Petere salutem fuga, dicevano i latini. Ovvero cercare rifugio nello sparire nel nulla, per chi non ha speso parte della propria gioventù su un vocabolario di latino, alla ricerca di vocaboli. Ma magari ora sta spendendo parte del proprio tempo alla ricerca di un senso per questa Inter che sembra smarrita nel nulla. Lo sparire nel senso di abbandonare, naturalmente. Abbandonare chi è più facilmente sottoponibile alle intemperie mediatiche e non solo creando uno scompiglio notevole. Una pratica fin troppo diffusa nell'ultimo, brutto periodo per la nostra Beneamata. Già, perché dopo ogni sconfitta ti aspetti l'uomo forte, lo scudo, a metterci la faccia. Esattamente quella figura che fu ad esempio Gabriele Oriali, che sapeva interpretare alla perfezione pur non essendo il suo ruolo José Mourinho, che non sta nelle corde prettamente caratteriali di Claudio Ranieri. E che adesso non c'è.

Perché è vero, l'Inter sta perdendo e andando a rotoli, inutile negare i numeri.
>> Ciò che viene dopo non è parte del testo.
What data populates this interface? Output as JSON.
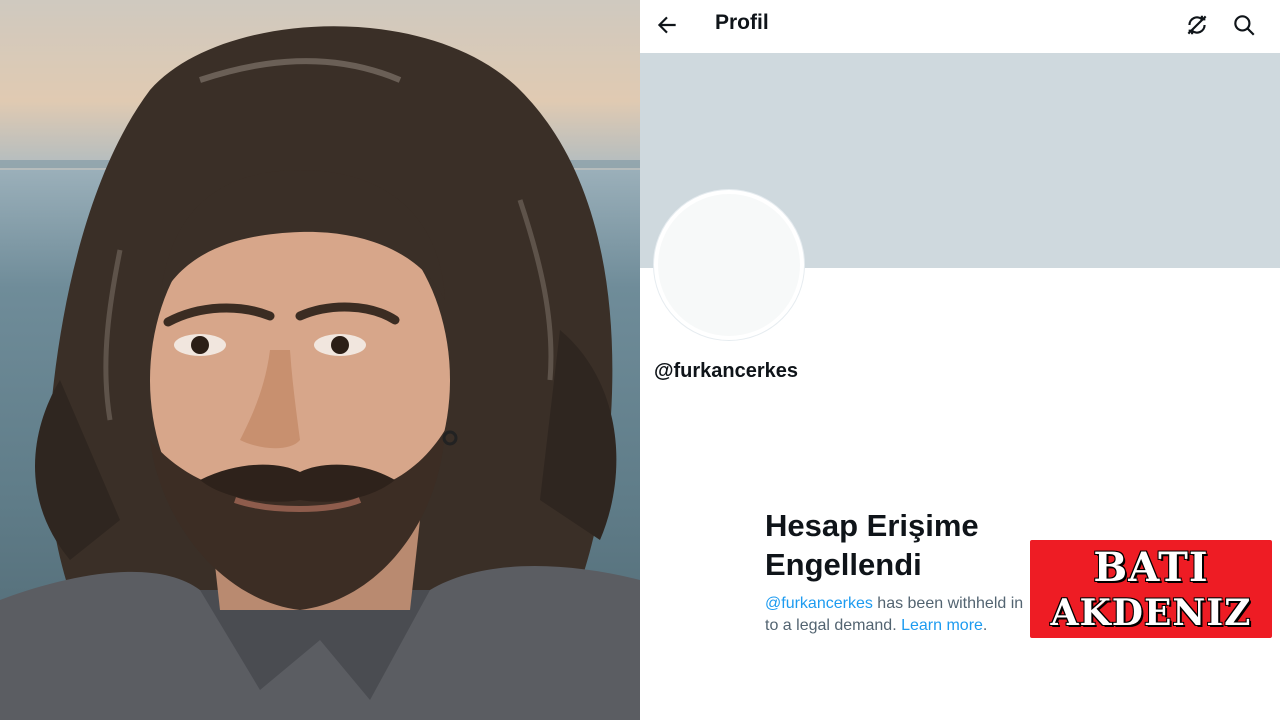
{
  "header": {
    "title": "Profil",
    "back_icon": "arrow-left-icon",
    "sync_icon": "sync-icon",
    "search_icon": "search-icon"
  },
  "profile": {
    "handle": "@furkancerkes"
  },
  "withheld": {
    "title_line1": "Hesap Erişime",
    "title_line2": "Engellendi",
    "mention": "@furkancerkes",
    "text_mid": " has been withheld in",
    "text_line2": "to a legal demand. ",
    "learn_more": "Learn more",
    "period": "."
  },
  "watermark": {
    "line1": "BATI",
    "line2": "AKDENIZ"
  },
  "colors": {
    "accent": "#1d9bf0",
    "banner": "#cfd9de",
    "logo_red": "#ee1c24"
  }
}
Ma anche quando le cose andavano bene, solo in rare, rarissime  occasioni compariva qualche esponente della società a parlare. E adesso che ve ne sarebbe bisogno più che mai, per evitare di mandare in tilt il tecnico - non tutti sono José Mourinho, bene ribadirlo -, il presidente Massimo Moratti o i giocatori più coraggiosi, non c'è nessuno. Triste, amara verità. Nell'Inter che naufraga tristemente appena due anni dopo aver toccato la terra promessa chiamata Champions League non c'è chi ci mette la faccia. O meglio, sono costretti a farlo personaggi che non dovrebbero. Sottoporre Claudio Ranieri a raffiche di domande anche scomode dopo l'ennesima sconfitta può provocare facili reazioni irritate dello stesso, innocente tecnico; costringere Javier Zanetti, che la faccia ce la mette perché è il capitano, perché vuole mettercela ad essere martoriato dalle televisioni su tutto quello che riguarda la crisi, è estremamente brutto. Per non parlare del presidente Moratti, quasi costretto alla quotidiana 'conferenza stampa' sotto la Saras che in momenti simili annoierebbe chiunque, in quanto anche due battute diventano pesanti come dover decantare l'Iliade a memoria, quegli assalti che portano all'esaurimento, perché finché non sfami noi giornalisti non riesci a toglierci dai piedi. Anche perché è giusto che ognuno faccia il proprio lavoro se non ha alternative da sondare, ovvero altre persone da interpellare.

E allora la situazione si delinea alla perfezione. Se l'Inter sta precipitando non è certo colpa solo di questo, ma per avere una squadra vincente bisogna partire da un'organizzazione vincente fuori dal campo per poi arrivare alle mere prestazioni sul terreno di gioco. Lo insegnava José Mourinho - non si vive di ricordi, ma si propongono lezioni utili all'attualità: dal passato talvolta si impara -, uno che senza il suo Lele Oriali non si muoveva, uno che aveva un uomo per qualsiasi funzione, uno che aveva concesso al presidente Moratti di vivere più sereno e a Marco Branca di svolgere tranquillamente il suo lavoro da direttore dell'area tecnica. Eppure, è inevitabile che le colpe ricadano su di lui, o meglio su chi lo delega, perché il dirigente principale dell'Inter in questo momento è proprio il signor Branca. Ma piuttosto che accusare lui, perché è stata cancellata la figura dello scudo? Supporre che Branca non si presenti davanti alle telecamere perché non dev'essere lui a farlo è semplice, ma allora chi al suo posto?

Ripartire dalla prossima stagione vuol dire ricostruire sì in campo, ma anche organizzarsi nuovamente fuori. Ognuno al suo posto, perché chi è all'Inter oggi nel fare il proprio mestiere è un fuoriclasse, in tutti i ruoli. Ma quando chiedi a un falegname di fare il poeta, è difficile ottenere risultati. Quando invece ti serve un poeta e non hai neanche un falegname a cui chiedere di farlo, hai l'effetto disastro completo. L'equazione non è complessa. Nella speranza che scudo sia, che qualcuno ci metta la faccia oltre alle solite vittime che - lo ripetiamo - direbbero la loro lo stesso e la faccia ce la metterebbero lo stesso, vedi Zanetti, ma non sarebbero i principali addetti a questa funzione che non è la loro. E si torna ciclicamente ai falegnami poeti, ai dirigenti fuori posto, alla figura che non c'è. Tanti piccoli passi fanno iniziare un nuovo viaggio. L'Inter dovrà farne parecchi, a partire anche da qui. Senza scappare, senza petere salutem fuga, attraverso scorciatoie scomode. Perché le crisi si sconfiggono anche così.